Mirages d'Egypte : Les murailles d'Alexandrie
de Daniel Vaxelaire

critiqué par Bachy, le 20 octobre 2005
( - 61 ans)


La note:  étoiles
Histoire méconnue
Toulon…1798… Le jeune général Bonaparte, qui venait de s’illustrer en Italie, embarqua sur l’Orient dans l’immense chambre arrière du bateau décorée de tapis et de tentures. La France avait décapité son roi, mais elle s’était donnée un nabab. La flotte se traîna vers le sud sous un soleil de feu. C’était comme un grand fleuve de bateaux qui coulait entre Corse et Italie. L’escadre de Marseille avait grossi celle de Toulon et quelques dizaines de navires encore étaient arrivés de Gênes et d’Ajaccio. Les soldats, enfin amarinés, observaient, quand leurs chiens de garde les laissaient monter sur le pont, ce spectacle écrasant : une armée marine glissant vers l’inconnu. Le but ne fut dévoilé qu’en chemin : la conquête de l’Egypte…via Malte qui tomba sans coup férir. Des personnages issus de milieux divers embarquèrent pour le meilleur et pour le pire. Alexandrie devint française le 2 juillet 1798. Dès que le drapeau tricolore monta au phare, les navires de transport hissèrent les voiles vers le port, au soulagement général de ceux qui les occupaient. L’interminable traversée était finie. Enfin, du sol ferme sous les pieds. Enfin, de solides canons pour se protéger des Anglais. ..

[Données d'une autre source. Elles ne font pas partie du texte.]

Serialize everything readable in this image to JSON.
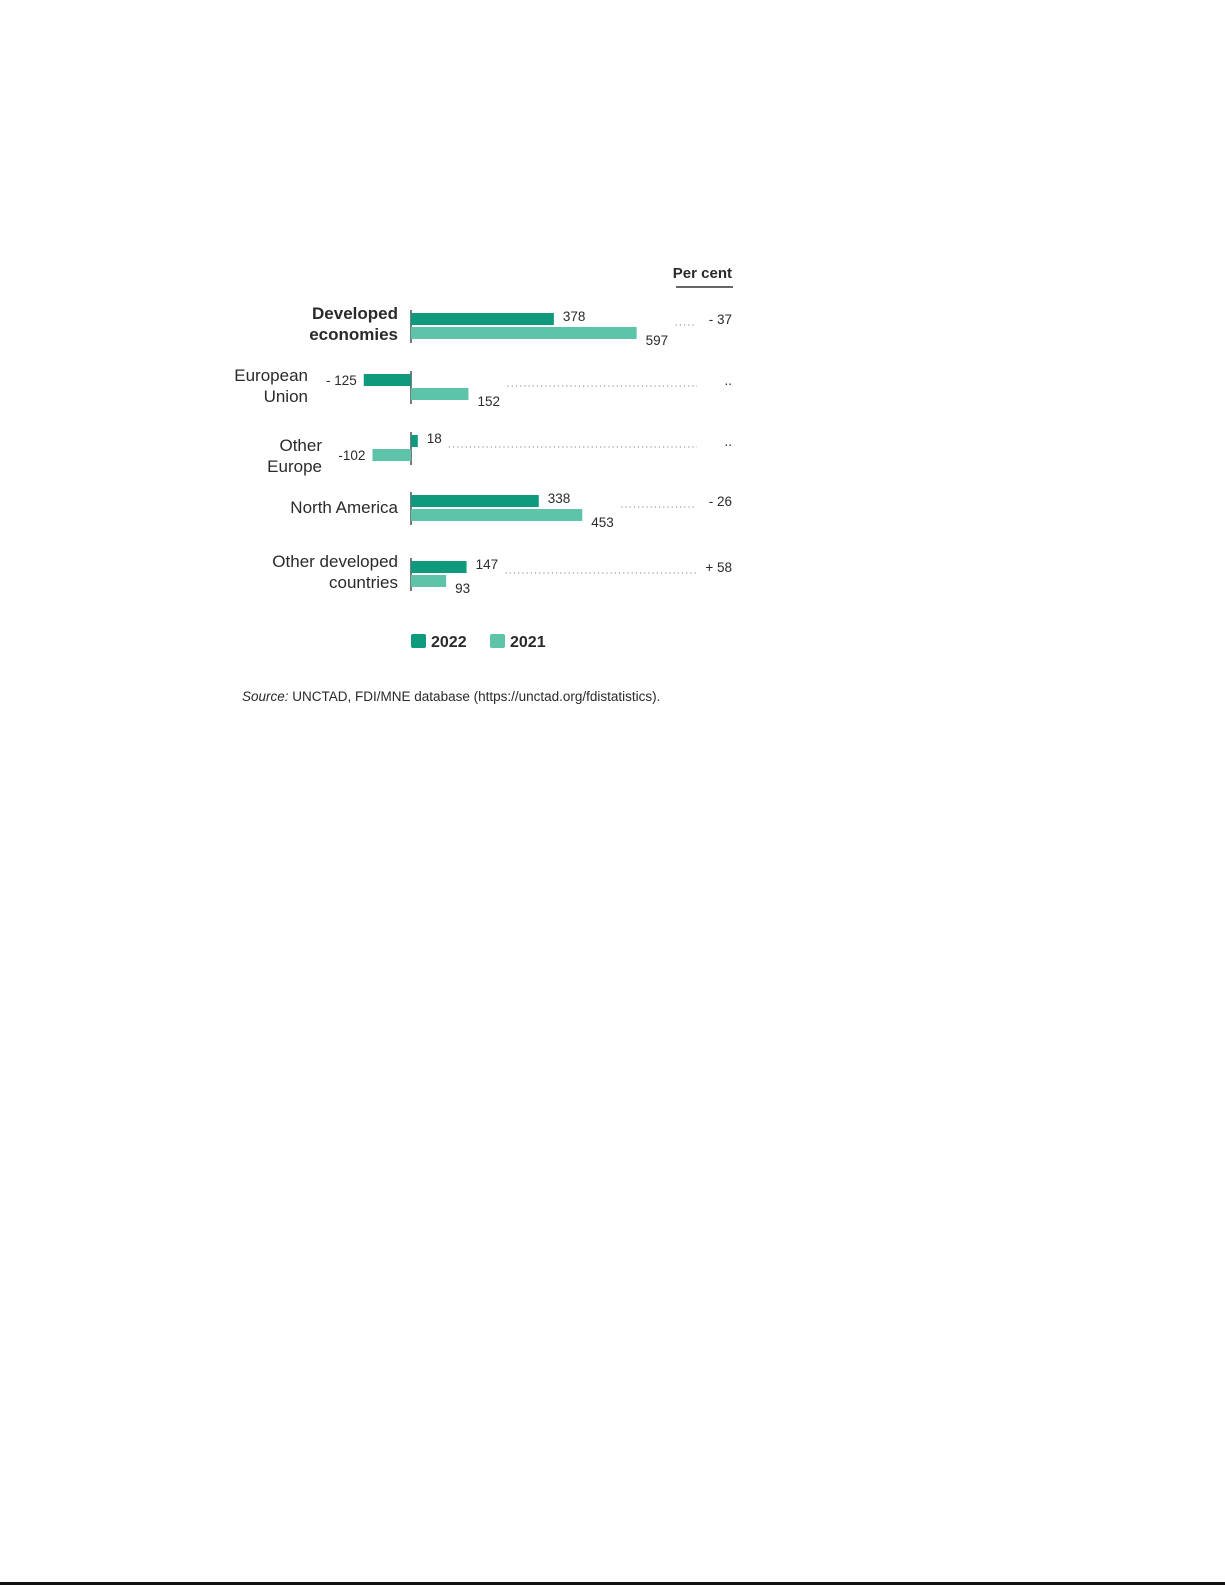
{
  "chart_data": {
    "type": "bar",
    "orientation": "horizontal",
    "categories": [
      "Developed economies",
      "European Union",
      "Other Europe",
      "North America",
      "Other developed countries"
    ],
    "series": [
      {
        "name": "2022",
        "values": [
          378,
          -125,
          18,
          338,
          147
        ],
        "labels": [
          "378",
          "- 125",
          "18",
          "338",
          "147"
        ],
        "color": "#0f9a7d"
      },
      {
        "name": "2021",
        "values": [
          597,
          152,
          -102,
          453,
          93
        ],
        "labels": [
          "597",
          "152",
          "-102",
          "453",
          "93"
        ],
        "color": "#5ec4a9"
      }
    ],
    "percent_column_header": "Per cent",
    "percent_change": [
      "- 37",
      "..",
      "..",
      "- 26",
      "+ 58"
    ],
    "legend": [
      "2022",
      "2021"
    ],
    "legend_position": "bottom",
    "grid": false
  },
  "source_label": "Source:",
  "source_text": "UNCTAD, FDI/MNE database (https://unctad.org/fdistatistics)."
}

Daniel Vaxelaire a embarqué son érudition dans ce roman. C’est pour lui l’occasion d’écrire à la fois l’épopée et son revers. Il nous fait partager le point de vue des sans-grade, ces oubliés de l’Histoire. Ce chercheur passionné place ses travaux dans le sillage d'une école qui n'a pas peur des chemins de traverse et des approches transversales. Faisant éclater avec intelligence les repères quand il décloisonne les disciplines, l’auteur a reconstitué l'odyssée bonapartiste en retrouvant les lieux, obstiné à faire parler les documents. Son livre aux subtiles résonances littéraires d’anciens vocables français, est à la fois une méthode de l'histoire et une histoire de la méthode. Un récit anecdotique, une ardeur serrée, une écriture, une exigence d'intensité, tel apparaît ce roman, le récit d'hommes embarqués dans un temps d'aventure, et qui gardent leur simplicité révolutionnaire. L’auteur connaît bien le climat de l’époque, profondément irrationnel. Histoire événementielle et Histoire n’ont pas de secret pour lui. Le Bonaparte de Vaxelaire s’entend à soigner sa publicité : « ce que je me veux être ». Vaxelaire s’est beaucoup impliqué dans cette épopée. Une fois qu’il a pris dans cette matière, ses personnages lui permettent de raconter le général à travers un regard romanesque. Il faut reconnaître qu’il n’est pas aisé d’insérer dans une histoire toutes les anecdotes découvertes en la préparant. Il a parfaitement réussi. En un sens, il est devenu un voyeur agréable à lire !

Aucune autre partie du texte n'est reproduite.